Jackson has a large selection of options that can be turned ON / OFF, but the default options are set so that the speed performance will be sufficient in the initial state. Especially, it is necessary to explicitly enable the option which decreases the speed performance.


5. Even when processing the same JSON many times, let’s stop the parsing of JSON only once

Consider a situation where you want to process that JSON step by step for one JSON. For example, suppose that the structure of a JSON consists of two sections: a section defining the formatting of data and a section of data itself.

In this case, a two-step processing configuration is adopted in which only the section in which the format is defined is processed first, then the data is deserialized with reference to the format information, but the same JSON is dealt with in each step It is useless to serialize or serialize only the remaining part after processing in the previous stage to JSON like intermediate data.

Jackson not only maps JSON to POJO, it also has a function to express JSON as intermediate data.
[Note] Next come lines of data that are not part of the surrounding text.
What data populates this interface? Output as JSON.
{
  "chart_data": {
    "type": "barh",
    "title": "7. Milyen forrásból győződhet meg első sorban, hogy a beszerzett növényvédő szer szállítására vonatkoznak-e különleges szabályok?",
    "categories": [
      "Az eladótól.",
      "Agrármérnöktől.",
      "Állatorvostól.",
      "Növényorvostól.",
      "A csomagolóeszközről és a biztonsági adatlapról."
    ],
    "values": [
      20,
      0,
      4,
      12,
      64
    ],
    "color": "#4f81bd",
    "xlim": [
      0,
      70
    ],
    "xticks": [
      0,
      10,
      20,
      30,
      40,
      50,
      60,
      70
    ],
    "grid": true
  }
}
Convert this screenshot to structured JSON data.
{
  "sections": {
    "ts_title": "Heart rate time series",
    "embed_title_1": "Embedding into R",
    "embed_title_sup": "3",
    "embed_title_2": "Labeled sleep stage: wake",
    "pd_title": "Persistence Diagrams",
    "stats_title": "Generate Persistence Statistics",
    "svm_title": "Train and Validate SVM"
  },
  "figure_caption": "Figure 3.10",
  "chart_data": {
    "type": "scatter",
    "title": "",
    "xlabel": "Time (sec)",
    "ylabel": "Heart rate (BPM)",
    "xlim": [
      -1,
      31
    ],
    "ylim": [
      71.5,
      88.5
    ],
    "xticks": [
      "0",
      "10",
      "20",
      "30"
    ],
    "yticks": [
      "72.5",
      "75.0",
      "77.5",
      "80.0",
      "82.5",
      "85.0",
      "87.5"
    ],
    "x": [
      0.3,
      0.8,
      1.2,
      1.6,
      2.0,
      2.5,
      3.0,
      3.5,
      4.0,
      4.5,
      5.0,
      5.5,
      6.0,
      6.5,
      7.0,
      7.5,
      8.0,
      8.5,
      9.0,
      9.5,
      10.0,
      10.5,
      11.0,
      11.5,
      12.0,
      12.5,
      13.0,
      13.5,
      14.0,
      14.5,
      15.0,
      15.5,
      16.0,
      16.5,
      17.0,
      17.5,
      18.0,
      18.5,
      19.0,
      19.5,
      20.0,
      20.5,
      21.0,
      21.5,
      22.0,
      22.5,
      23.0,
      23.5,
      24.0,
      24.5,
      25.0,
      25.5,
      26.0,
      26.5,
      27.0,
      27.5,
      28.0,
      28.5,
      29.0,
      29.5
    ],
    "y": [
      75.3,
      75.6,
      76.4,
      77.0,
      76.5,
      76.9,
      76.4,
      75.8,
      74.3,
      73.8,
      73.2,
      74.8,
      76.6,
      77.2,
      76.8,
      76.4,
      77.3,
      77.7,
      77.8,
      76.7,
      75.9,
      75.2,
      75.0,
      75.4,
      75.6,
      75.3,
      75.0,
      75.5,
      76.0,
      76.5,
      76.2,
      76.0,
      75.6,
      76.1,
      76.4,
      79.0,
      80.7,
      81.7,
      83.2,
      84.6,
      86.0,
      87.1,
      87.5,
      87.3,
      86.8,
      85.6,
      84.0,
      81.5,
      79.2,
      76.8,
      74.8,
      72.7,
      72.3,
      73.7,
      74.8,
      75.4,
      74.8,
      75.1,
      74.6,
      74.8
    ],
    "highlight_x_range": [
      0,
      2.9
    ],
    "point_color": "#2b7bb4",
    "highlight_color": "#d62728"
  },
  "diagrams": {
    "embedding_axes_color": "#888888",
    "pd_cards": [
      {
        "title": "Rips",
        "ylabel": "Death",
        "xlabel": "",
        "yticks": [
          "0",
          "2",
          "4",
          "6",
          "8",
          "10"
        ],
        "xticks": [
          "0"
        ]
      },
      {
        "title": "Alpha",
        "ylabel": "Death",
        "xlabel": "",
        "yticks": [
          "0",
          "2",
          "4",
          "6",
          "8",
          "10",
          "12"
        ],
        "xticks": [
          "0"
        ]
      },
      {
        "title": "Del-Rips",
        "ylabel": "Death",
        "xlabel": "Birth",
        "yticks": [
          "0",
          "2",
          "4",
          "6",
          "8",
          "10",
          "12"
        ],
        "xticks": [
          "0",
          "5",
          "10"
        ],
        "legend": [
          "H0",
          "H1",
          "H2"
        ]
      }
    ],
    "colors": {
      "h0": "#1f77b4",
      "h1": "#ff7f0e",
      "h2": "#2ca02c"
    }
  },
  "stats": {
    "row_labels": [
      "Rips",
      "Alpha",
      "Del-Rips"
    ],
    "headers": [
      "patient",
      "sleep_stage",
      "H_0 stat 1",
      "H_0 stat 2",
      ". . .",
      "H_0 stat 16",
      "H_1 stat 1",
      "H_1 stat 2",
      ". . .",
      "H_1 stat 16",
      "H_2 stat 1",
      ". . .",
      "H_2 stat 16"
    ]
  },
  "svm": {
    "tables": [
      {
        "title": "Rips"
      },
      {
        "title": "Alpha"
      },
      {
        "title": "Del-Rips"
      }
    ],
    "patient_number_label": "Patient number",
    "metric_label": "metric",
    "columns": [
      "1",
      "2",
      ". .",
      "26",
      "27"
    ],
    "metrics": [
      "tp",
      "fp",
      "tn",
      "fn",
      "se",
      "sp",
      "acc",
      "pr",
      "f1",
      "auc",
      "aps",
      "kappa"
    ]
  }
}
Especially when you can process JSON components streamwise it is better to use the TokenBuffer class. On the other hand, if you want to manipulate JSON tree structure, you should use JsonNode class. Although the use of JsonNode class seems to be somewhat inferior to the TokenBuffer class in terms of speed performance, it still has better performance than deserializing the same JSON twice three times.


6. Use ObjectReader # readValues ​​() to read successive same POJOs

It is more efficient than calling the ObjectReader # readValue () method multiple times.


7. Let’s use ObjectReader / ObjectWriter rather than ObjectMapper

Both ObjectReader and ObjectWriter are thread-safe and are a bit more efficient than using ObjectMapper thanks to avoiding the search process as ObjectMapper handles internally.